When Oasis took their vast, humourless show out to the masses, during the lazy hazy months of summer, two magical moments made the ordeal worthwhile.
Noel's acoustic homage to Neil Young, and the post 'Cigarettes and Alcohol' snippet of 'Whole Lotta Love' were, bizarrely, two of the highlights of the performances, the sheer thrill of the unexpected getting through to at least part of the audience.
Take the spirit of those two moments, stretch it right out, and add Mark Coyle, producer of 'Definitely Maybe'. Tailgunner, then. In a nutshell, sort of.
Pub rock has always been the proverbial black sheep of the pop music family. Ocean Colour Scene, Reef and their ilk have spent the last five years peddling their wares in the face of hostility and condemnation from the critics, and unfathomable devotion from the fans. Tailgunner may be a band capable of straddling that divide.
It's seemingly 'a handful of chords, a pint of bitter and something resembling the truth' in message, but there's something else. If Mogwai had spent their formative years listening to Paul Weller rather than Black Sabbath and Low, they might have arrived just about here.
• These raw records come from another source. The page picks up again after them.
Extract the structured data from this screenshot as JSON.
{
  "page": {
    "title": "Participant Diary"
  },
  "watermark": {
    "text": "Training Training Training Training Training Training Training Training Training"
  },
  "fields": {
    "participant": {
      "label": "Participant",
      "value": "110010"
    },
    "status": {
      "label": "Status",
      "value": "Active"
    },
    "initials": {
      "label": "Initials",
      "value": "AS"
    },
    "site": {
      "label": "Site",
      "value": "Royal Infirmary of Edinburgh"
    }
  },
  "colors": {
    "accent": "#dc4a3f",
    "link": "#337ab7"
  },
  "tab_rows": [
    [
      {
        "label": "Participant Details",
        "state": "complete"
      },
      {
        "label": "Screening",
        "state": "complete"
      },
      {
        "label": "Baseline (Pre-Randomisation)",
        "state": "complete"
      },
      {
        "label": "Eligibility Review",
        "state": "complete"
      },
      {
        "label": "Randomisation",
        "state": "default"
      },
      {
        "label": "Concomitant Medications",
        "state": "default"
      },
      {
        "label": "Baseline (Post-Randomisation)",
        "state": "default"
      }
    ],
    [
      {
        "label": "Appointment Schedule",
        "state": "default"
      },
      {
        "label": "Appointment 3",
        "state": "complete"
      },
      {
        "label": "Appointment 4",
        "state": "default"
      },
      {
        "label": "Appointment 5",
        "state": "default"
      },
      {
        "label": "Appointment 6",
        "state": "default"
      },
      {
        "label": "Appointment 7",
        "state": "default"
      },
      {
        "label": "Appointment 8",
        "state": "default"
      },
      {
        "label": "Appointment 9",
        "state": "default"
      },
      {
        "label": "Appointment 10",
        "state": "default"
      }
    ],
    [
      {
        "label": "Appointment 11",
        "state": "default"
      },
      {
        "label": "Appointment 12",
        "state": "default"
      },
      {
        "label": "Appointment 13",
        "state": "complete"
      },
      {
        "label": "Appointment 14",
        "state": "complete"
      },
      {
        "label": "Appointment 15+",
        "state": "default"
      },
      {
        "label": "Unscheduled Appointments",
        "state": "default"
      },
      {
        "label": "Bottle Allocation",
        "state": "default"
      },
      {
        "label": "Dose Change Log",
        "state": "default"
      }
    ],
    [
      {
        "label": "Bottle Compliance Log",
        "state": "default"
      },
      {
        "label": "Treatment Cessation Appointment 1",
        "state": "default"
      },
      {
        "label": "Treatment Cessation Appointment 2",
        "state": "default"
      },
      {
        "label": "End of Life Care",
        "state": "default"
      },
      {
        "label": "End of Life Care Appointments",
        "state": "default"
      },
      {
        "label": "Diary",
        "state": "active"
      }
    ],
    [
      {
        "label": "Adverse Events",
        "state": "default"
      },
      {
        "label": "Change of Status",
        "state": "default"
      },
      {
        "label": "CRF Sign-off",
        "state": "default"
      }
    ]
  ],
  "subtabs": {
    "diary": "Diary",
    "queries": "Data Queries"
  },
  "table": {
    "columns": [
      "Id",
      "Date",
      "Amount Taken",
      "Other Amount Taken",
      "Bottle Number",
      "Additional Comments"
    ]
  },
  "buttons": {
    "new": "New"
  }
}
As such, 'Undercover' is an absolute triumph, Coyle's undecipherable holler proving the perfect compliment to some glam guitar, coupled with a clinically rhythmical drum track. It's kind of predictable, but dynamically so. Everything's turned right up to ten and a half, resetting the acceptable standards of noise and distortion.
One might even suggest that Tailgunner are this country's answer to the American alt-rock explosion. They get At The Drive-In and Queens of the Stone Age, we get Mark Coyle with Noel Gallagher on drums (only on the record mind, he doesn't like touring).
You may scoff, and while tracks like 'Crazy Horse' and 'Coming Back Home' are essentially a derivation of glam rock and early grunge, it's far from compromising.
You see, tonight Tailgunner suffered the indignity of following the city's very own Parklane, an apparently indigenous five piece who've pretty much filled the venue with friends, relatives, and anyone else who crawled quickly from the woodwork at the mention of a cheap night out.
Mark Coyle is far from fazed by this, barely acknowledges the crowd, and credibly, doesn't exactly try to appeal to them. Following the searing closure of 'Acetone', he treats those of us still watching by setting a guitar alight, leaving the stage as the flame takes hold.
It's an old image, but it's much more affecting than you might expect. Tailgunner, then. In a nutshell.